Today we’re proud to release the first stable version of Keystone, the best toolkit to build highly performant and composable onchain games for the most ambitious developers. Keystone represents the culmination of the last 2 years building onchain games from the Curio team. We believe that Keystone will enable developers to build onchain games with real commercial scale.
Ever since late 2021, we started obsessively shipping experiments onchain. We first built an onchain ECS-based state management system and highly performant indexers. We soon realized that our contracts consumed tens of millions of gas per transactions and needed its own block space to scale, so in summer of 2022, we launched a naval-themed RTS mini game on our own dedicated app chain as one of the earliest to do so, where thousands of players interacted with our game.
In early 2023, we launched Treaty, the first game that let players deploy smart contracts that represents political and social contracts with one another. We were astounded by the creativity of our community that proposed all sorts of wild treaty ideas.
We believe that social composability and open data is the “100x feature” for onchain games, especially when combined with high stakes. We dream of a future where millions of treaties, smart contracts, and plugins are deployed by the community, spawning infinitely interesting social dynamics that we can’t even conceive of. We envision complex nations being formed launching their economies, and battles being fought onchain with smart contracts as weapons and tools. At Curio, we are dedicated to building this future. To read more on this, we summarized thoughts here.
What we discovered
However, throughout our first foray into building smart contract based onchain games, it was clear that these data and compute intensive worlds needed much more than vanilla smart contracts and generalized blockchains. Moreover, in order for onchain games to grow meaningfully as a whole, we must focus on bringing the same level of experiences the average player expects. Experiences like League and Starcraft should not be foreign to onchain game players. We deserved better.
Upon deeper reflection, we summarized the following:
- Onchain games needed more performant systems. Games built on a single EVM blockchain cannot handle many concurrent users let alone scale to millions. When deploying large applications on a single blockchain, one game instance heavily degrades the performance of another. Fundamentally, the EVM isn’t optimized for game specific needs, from the storage structure to how transactions are processed.
- Blockchains are missing critical game-building features. Traditional game servers are tick-driven, run on a highly performant game loop, and can process player requests automatically. However, the nature of blockchains blocks these systems from being built conveniently. Developers resort to lazy updating values to achieve similar effects, hindering developer experience.
- Isolated developer experience. Although EVM tooling has matured quite a lot, smart contract languages are ultimately unable to leverage existing mature toolchains and ecosystems for games, from useful libraries to 3rd party services (leaderboards, identity services, match making).

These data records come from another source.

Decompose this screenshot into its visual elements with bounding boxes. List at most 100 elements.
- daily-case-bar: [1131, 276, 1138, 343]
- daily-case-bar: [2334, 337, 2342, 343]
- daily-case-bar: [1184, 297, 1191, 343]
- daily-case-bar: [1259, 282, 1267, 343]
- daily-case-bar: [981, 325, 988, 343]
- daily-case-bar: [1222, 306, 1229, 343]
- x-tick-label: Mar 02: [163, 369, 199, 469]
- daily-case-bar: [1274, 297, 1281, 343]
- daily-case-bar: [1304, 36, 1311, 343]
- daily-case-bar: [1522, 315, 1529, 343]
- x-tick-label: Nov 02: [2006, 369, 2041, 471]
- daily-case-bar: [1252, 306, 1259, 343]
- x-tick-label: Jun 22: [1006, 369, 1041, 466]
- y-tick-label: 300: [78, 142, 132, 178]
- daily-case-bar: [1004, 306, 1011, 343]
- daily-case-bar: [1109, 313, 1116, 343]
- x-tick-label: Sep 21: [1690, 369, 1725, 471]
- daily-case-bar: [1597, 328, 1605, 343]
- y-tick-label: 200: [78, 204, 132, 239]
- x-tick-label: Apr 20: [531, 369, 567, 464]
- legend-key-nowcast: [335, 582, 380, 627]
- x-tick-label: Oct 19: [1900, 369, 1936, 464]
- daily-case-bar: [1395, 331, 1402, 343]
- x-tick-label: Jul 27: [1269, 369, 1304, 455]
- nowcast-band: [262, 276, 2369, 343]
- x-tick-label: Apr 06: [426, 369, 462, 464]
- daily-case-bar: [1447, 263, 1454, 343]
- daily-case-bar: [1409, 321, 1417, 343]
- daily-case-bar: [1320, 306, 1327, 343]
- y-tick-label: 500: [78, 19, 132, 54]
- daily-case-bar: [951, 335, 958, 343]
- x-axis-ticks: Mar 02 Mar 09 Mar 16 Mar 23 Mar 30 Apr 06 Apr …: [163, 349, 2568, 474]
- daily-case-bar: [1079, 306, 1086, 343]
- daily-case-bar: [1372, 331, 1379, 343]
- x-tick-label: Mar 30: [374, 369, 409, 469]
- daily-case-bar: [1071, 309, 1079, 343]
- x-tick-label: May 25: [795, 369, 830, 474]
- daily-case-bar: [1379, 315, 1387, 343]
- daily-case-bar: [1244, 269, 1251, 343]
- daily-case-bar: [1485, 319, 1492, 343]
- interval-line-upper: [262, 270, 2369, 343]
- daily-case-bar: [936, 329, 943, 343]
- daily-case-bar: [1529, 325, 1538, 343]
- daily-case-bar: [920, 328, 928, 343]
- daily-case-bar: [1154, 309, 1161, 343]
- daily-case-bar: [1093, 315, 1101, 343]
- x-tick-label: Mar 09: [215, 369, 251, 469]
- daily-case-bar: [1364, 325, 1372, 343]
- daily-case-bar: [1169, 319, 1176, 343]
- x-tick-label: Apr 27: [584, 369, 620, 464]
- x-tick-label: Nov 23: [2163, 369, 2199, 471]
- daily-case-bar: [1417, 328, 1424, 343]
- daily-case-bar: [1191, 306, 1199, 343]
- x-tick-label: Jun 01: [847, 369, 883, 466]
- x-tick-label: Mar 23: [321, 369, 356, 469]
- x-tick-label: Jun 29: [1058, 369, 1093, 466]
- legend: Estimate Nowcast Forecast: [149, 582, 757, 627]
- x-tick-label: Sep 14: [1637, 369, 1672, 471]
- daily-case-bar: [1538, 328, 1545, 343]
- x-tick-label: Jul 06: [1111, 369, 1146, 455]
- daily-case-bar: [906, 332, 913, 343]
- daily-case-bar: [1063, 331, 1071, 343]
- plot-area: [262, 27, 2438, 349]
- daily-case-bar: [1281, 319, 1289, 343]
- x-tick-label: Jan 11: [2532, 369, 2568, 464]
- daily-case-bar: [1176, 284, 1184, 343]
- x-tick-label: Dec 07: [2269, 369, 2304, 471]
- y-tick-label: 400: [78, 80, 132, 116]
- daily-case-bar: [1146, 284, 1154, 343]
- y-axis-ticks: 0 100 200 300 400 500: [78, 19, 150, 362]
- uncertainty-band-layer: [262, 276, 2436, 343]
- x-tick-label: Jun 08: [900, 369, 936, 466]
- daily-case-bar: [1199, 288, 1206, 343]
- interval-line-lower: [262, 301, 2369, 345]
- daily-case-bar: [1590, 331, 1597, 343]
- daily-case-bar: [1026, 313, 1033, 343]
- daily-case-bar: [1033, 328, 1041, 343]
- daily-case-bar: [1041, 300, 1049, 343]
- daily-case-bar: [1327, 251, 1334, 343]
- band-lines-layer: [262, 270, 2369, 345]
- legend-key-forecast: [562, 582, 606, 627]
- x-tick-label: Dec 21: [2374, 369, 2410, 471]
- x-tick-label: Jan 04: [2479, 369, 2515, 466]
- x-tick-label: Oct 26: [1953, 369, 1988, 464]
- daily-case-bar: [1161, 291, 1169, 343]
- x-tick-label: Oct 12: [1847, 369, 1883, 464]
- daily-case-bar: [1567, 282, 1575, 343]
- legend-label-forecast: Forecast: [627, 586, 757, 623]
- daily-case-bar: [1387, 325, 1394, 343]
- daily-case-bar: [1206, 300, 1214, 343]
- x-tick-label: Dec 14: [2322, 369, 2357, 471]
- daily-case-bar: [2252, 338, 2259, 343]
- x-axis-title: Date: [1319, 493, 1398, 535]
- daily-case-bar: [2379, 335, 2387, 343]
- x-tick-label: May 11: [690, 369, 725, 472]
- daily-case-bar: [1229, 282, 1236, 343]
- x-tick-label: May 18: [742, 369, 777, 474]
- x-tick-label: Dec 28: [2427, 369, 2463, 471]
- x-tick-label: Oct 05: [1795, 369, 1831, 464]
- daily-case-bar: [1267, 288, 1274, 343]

Keystone represents a step-function improvement in how onchain games are built. Think of Keystone as a blockchain and a game server enshrined in one unit. It’s designed from grounds up to create a highly performant data oriented game server with the composability of EVM smart contracts.

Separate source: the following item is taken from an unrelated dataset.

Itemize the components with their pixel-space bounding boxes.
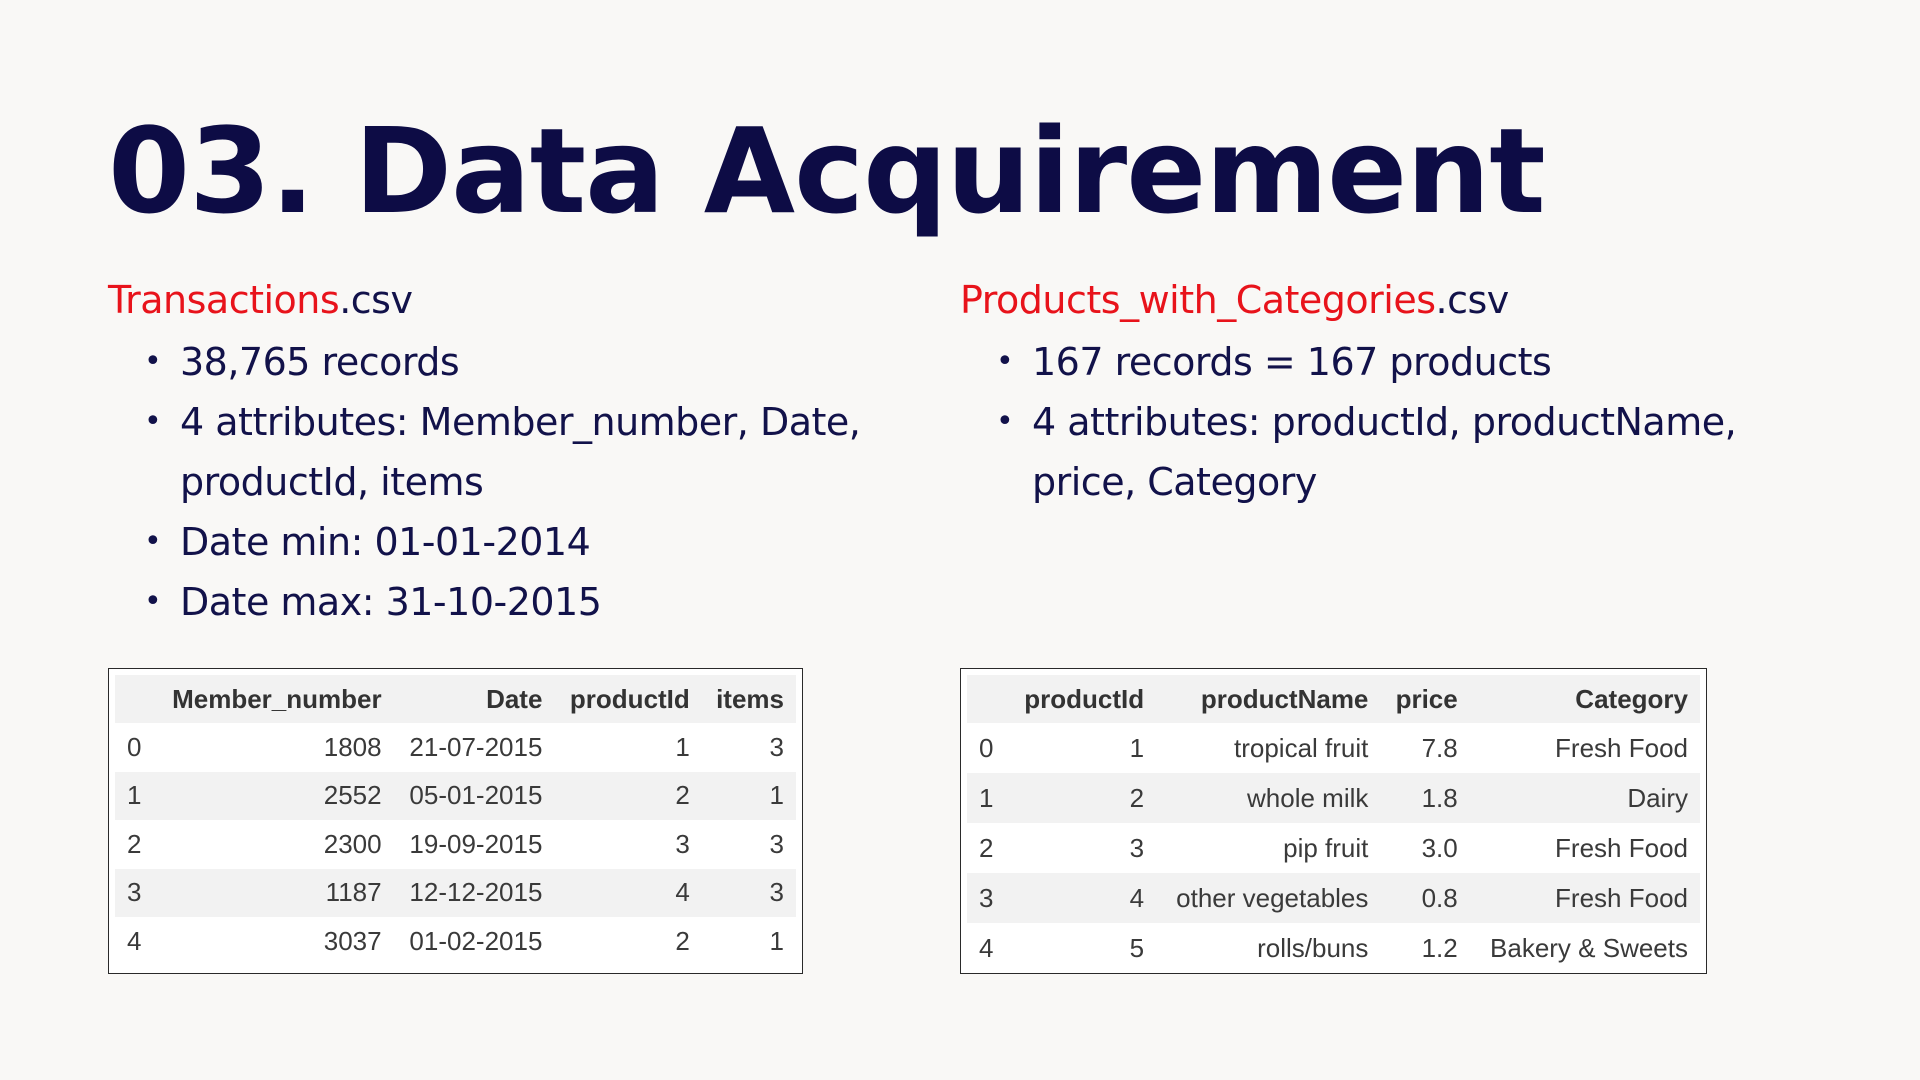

Game logic, organized into systems, is written in Go instead of Solidity, allowing developers to fully leverage existing libraries and 3rd party services while increasing performance drastically. The heartbeat of Keystone is a fast-paced game tick. At each tick, transactions submitted from the last tick are processed via systems. Transactions are executed atomically just like smart contracts, and Keystone can comfortably process tens of thousands of transactions per second with hundreds of ticks per second.
In addition, Keystone supports transaction replay — by deterministically playing back user transactions, developers can instantly rewind the game state back to any point in time — a handy tool for debugging, collecting analytics, and more.
Keystone supports a wide range of plugins for persistent data storage, data availability, and more. We offer out of the box support for SQLite and MySQL solutions for backing up data when game worlds need to be consistent, making it easy to create data pipelines, analytics and logging services. Developers can create custom plugins by following a standard interface.
The Keystone EVM and game server is enshrined in a single instance. To do this, we’ve taken the necessary components from Geth and integrated it with the rest of the Keystone server, making the EVM hyper performant and specifically tailored for games. Smart contracts deployed on Keystone can both read and write data from the table-based state through precompiles. We will release more updates on the Keystone EVM soon.
The synthesis between a traditional game server architecture and the battle-tested EVM gives developers a highly performant system while retaining the full composability of smart contracts. We couldn’t be more excited to share this with the world.
Soon, Keystone will include an additional suite of tools, such as a deployment service that allows games to horizontally scale, useful in games with lobbies and sessions.
Keystone abstracts away the complexity of building onchain games to let developers focus on great content and game design. Internally, we have been developing our flagship game using Keystone. Our game studio is led by a world-class team that hails from miHoYo (Genshin Impact), Lillith Games (Rise of Kingdoms), Funplus (King of Avalon), and more. We are extremely excited to share more updates on the game very soon.